Increased risk of lung cancer associated with a functionally impaired polymorphic variant of the human DNA glycosylase NEIL2

Abstract

Human NEIL2, one of five oxidized base-specific DNA glycosylases, is unique in preferentially repairing oxidative damage in transcribed genes. Here we show that depletion of NEIL2 causes a 6-7-fold increase in spontaneous mutation frequency in the HPRT gene of the V79 Chinese hamster lung cell line. This prompted us to screen for NEIL2 variants in lung cancer patients' genomic DNA. We identified several polymorphic variants, among which R103Q and R257L were frequently observed in lung cancer patients. We then characterized these variants biochemically, and observed a modest decrease in DNA glycosylase activity relative to the wild type (WT) only with the R257L mutant protein. However, in reconstituted repair assays containing WT NEIL2 or its R257L and R103Q variants together with other DNA base excision repair (BER) proteins (PNKP, Polβ, Lig IIIα and XRCC1) or using NEIL2-FLAG immunocomplexes, an ~5-fold decrease in repair was observed with the R257L variant compared to WT or R103Q NEIL2, apparently due to the R257L mutant's lower affinity for other repair proteins, particularly Polβ. Notably, increased endogenous DNA damage was observed in NEIL2 variant (R257L)-expressing cells relative to WT cells. Taken together, our results suggest that the decreased DNA repair capacity of the R257L variant can induce mutations that lead to lung cancer development.

Fig 1

A. Antisense oligonucleotide-mediated depletion of NEIL2 in Chinese hamster V79 cells.

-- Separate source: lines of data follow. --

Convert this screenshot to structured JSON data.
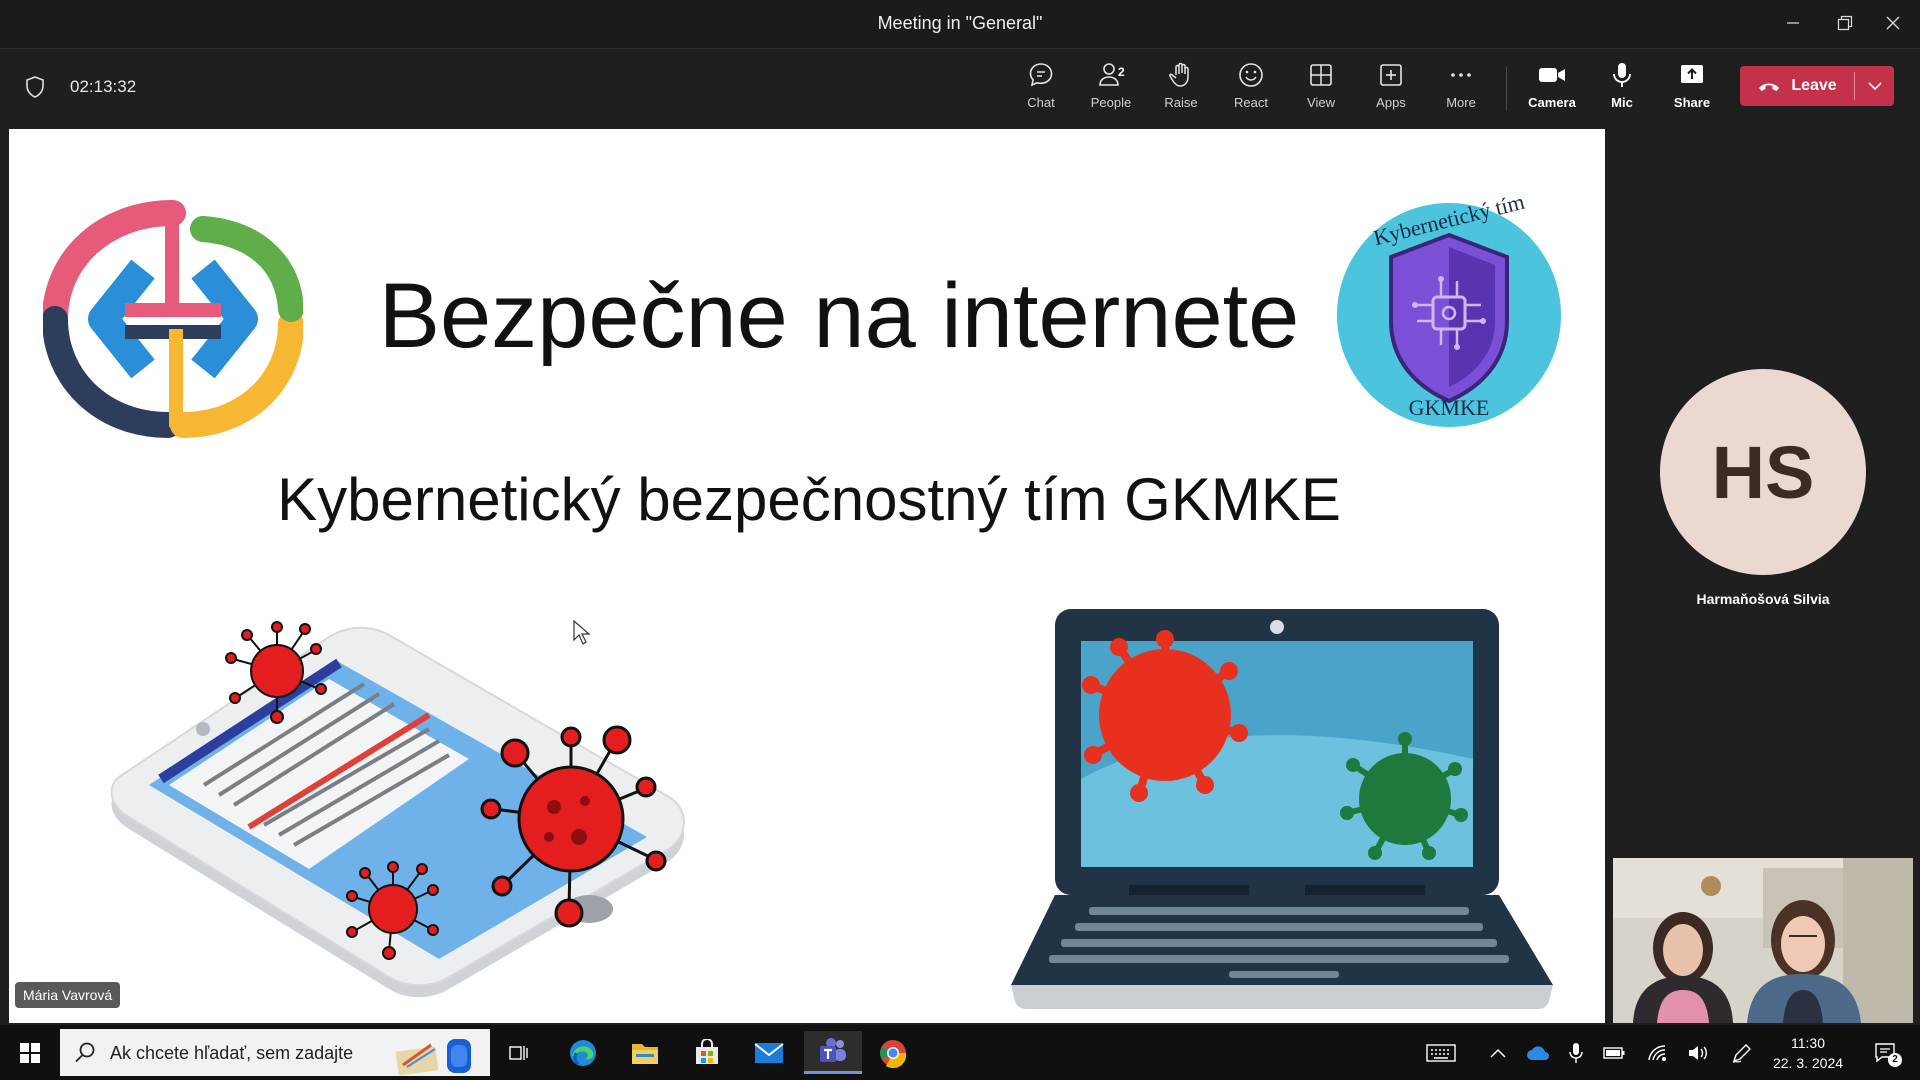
{
  "window": {
    "title": "Meeting in \"General\""
  },
  "toolbar": {
    "timer": "02:13:32",
    "chat": "Chat",
    "people": "People",
    "people_count": "2",
    "raise": "Raise",
    "react": "React",
    "view": "View",
    "apps": "Apps",
    "more": "More",
    "camera": "Camera",
    "mic": "Mic",
    "share": "Share",
    "leave": "Leave"
  },
  "slide": {
    "title": "Bezpečne na internete",
    "subtitle": "Kybernetický bezpečnostný tím GKMKE",
    "badge_top": "Kybernetický tím",
    "badge_bottom": "GKMKE"
  },
  "presenter": {
    "name": "Mária Vavrová"
  },
  "participant": {
    "initials": "HS",
    "name": "Harmaňošová Silvia"
  },
  "taskbar": {
    "search_placeholder": "Ak chcete hľadať, sem zadajte",
    "time": "11:30",
    "date": "22. 3. 2024",
    "notifications": "2"
  },
  "colors": {
    "leave": "#c4314b",
    "toolbar": "#1f1f1f",
    "virus": "#e41e1e"
  }
}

Total RNA was isolated from cells treated with antisense or control oligonucleotide or from non-treated cells (NT), and NEIL2 mRNA levels were measured by Q-RTPCR. A.U., arbitrary units. B. Increased mutation frequency at the hprt locus in V79 cells, either non-treated (NT) or treated with NEIL2 control or antisense oligo. The bar graphs represent the means ± standard error from 4 independent experiments.

Fig 2

A. A 5’ ³²P-labeled 51-mer oligo (5-OHU.B11, 1 pmol), was used for DNA glycosylase/AP lyase assay [28] with purified (0.2 pmol) WT (lane 2) or R257L (lane 3) or R103Q (lane 4) NEIL2. Lane 1, no protein. Quantitation of the radioactive bands (lanes 2-4) is represented in a histogram (bottom), with lane 2 arbitrarily set as 1. B. Reconstitution of BER. Complete repair of AP site-containing duplex oligo (10 pmol, top) was measured by incorporation of α³²P-dCMP using purified (0.25 pmol) WT or the NEIL2 variants and other BER proteins (50 fmol each) as indicated. Lane 1 = control, non-damaged oligo. C. BER using NEIL2-FLAG IP. Complete repair of AP site-containing duplex oligo (10 pmol, top) was measured by incorporation of α³²P-dCMP using a FLAG-pulldown complex (0.5μg) of WT (lane 1), R257L (lane 2) or R257L supplemented with a mix of purified PNKP, Pol β, Lig IIIα and XRCC1 (lane 3, 50 fmol of each). Lane 4, mix only.

Fig 3

A. Representative Western analysis showing the levels of FLAG and association of other proteins in the eluted complexes (WT vs. R257L variant). B. Detection of WT vs. variant NEIL2-FLAG (mouse Ab) interaction with RNAP II /Lig IIIα/PNKP/Polβ (rabbit Ab) in cultured cells by Proximity Ligation Assay. WT or variant NEIL2 (mouse Ab) with IgG (rabbit Ab), as controls.

Fig 4

A. NEIL2 transcript levels in control vs. 3’ UTR-specific siRNA-treated cells, quantitated by qPCR. B. Long-range qPCR was used to evaluate genomic DNA damage levels in the WT- and the R257L-expressing cells. Representative gel showing PCR-amplified fragments of HPRT and POLB genes. Amplification of the large fragment was normalized to the amplification product of a small fragment of the corresponding gene. Quantitation of the amplified products is represented in a histogram with the WT arbitrarily set as 100. Upper panel, HEK 293; lower panel, BEAS-2B cells. Other details are described in the Materials and Methods section.